Japanese politician takes her baby into assembly meeting, asked to leave

Updated on Nov 24, 2017 01:24 PM IST
Yuka Ogata brought her baby into an assembly meeting to highlight the issues women face in the workplace.
Ogata’s move has sparked a debate, with supporters saying she was brave and opponents questioning if it was a good idea to bring a baby to a workplace.(Representative image/Shutterstock)
Ogata’s move has sparked a debate, with supporters saying she was brave and opponents questioning if it was a good idea to bring a baby to a workplace.(Representative image/Shutterstock)
AFP, Tokyo | By

A local Japanese female politician who brought her baby into an assembly meeting to highlight the issues women face in the workplace has sparked debate after being ejected from the chamber.

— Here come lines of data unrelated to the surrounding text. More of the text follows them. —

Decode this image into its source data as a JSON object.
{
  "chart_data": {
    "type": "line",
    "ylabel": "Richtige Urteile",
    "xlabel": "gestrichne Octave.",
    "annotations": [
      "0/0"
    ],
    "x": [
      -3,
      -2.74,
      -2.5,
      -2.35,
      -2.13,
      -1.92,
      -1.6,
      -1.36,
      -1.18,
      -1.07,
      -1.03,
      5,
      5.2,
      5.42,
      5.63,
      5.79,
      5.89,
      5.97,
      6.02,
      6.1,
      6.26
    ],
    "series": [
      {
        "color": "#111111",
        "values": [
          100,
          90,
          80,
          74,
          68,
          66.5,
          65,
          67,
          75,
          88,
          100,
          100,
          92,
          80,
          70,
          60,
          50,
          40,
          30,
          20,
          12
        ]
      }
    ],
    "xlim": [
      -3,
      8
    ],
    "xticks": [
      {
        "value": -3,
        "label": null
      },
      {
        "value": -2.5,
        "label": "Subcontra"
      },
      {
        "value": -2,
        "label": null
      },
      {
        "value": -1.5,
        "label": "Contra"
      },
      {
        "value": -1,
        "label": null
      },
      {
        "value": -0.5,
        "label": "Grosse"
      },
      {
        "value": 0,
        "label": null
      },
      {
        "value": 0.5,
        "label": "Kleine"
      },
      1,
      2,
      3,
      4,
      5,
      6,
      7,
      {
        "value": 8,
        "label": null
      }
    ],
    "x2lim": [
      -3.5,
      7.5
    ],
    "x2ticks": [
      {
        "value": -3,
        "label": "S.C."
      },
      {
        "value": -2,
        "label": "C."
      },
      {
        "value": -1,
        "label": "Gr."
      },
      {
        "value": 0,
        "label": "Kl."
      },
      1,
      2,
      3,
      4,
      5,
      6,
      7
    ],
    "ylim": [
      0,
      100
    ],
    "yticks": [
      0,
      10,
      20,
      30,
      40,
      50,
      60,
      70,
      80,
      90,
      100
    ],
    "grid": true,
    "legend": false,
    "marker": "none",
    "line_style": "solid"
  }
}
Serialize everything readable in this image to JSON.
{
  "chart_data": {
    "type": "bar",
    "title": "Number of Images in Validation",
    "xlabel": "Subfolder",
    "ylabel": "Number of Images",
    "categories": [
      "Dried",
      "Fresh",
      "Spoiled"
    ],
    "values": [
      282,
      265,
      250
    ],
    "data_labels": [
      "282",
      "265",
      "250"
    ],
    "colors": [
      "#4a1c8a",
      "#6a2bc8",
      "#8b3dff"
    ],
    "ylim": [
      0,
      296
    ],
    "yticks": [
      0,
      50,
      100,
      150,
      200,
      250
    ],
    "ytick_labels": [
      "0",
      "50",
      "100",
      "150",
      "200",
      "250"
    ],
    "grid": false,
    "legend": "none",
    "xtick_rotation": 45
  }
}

Yuka Ogata took her seven-month-old son to join a municipal assembly session of southern Kumamoto city on Wednesday but other lawmakers asked her to leave, according to local media.

“Under the rules, only politicians, staff members and city officials can go on to the assembly floor,” an official at Kumamoto City Assembly told AFP on Friday.

The assembly was delayed for 40 minutes. Ogata joined after leaving the child with a friend, according to public broadcaster NHK.

“Apparently she told the chairman that she wanted to create a woman-friendly work environment,” the official said.

Her move has sparked debate online with supporters saying she was brave and opponents questioning if it was a good idea to bring a baby to a workplace.

“I think her act was wonderful. People wouldn’t take problems seriously” if she hadn’t shown up with the child, one Twitter user said.

“Balancing work and child rearing isn’t about being with a child all the time at a workplace,” said another user, who identified herself as a fellow working mother.

“I really cannot understand her action,” wrote this user.

In May, a breastfeeding senator made Australian political history by becoming the first woman to nurse her newborn baby in the parliament.

Being able to breastfeed in the chamber follows new rules introduced last year to create a more “family-friendly” parliament.

Under previous rules, children were technically banned in the Australian parliament.

Prime Minister Shinzo Abe has made increasing female participation in the workforce a key plank of his “Abenomics” strategy to reboot Japan’s once-mighty economy.

However, women are still underrepresented in politics with only 47 of the 465 members of the lower house.

According to statistics compiled by the Swiss-based Inter-Parliamentary Union, this ratio of 10.1% places Japan below Myanmar and Gambia.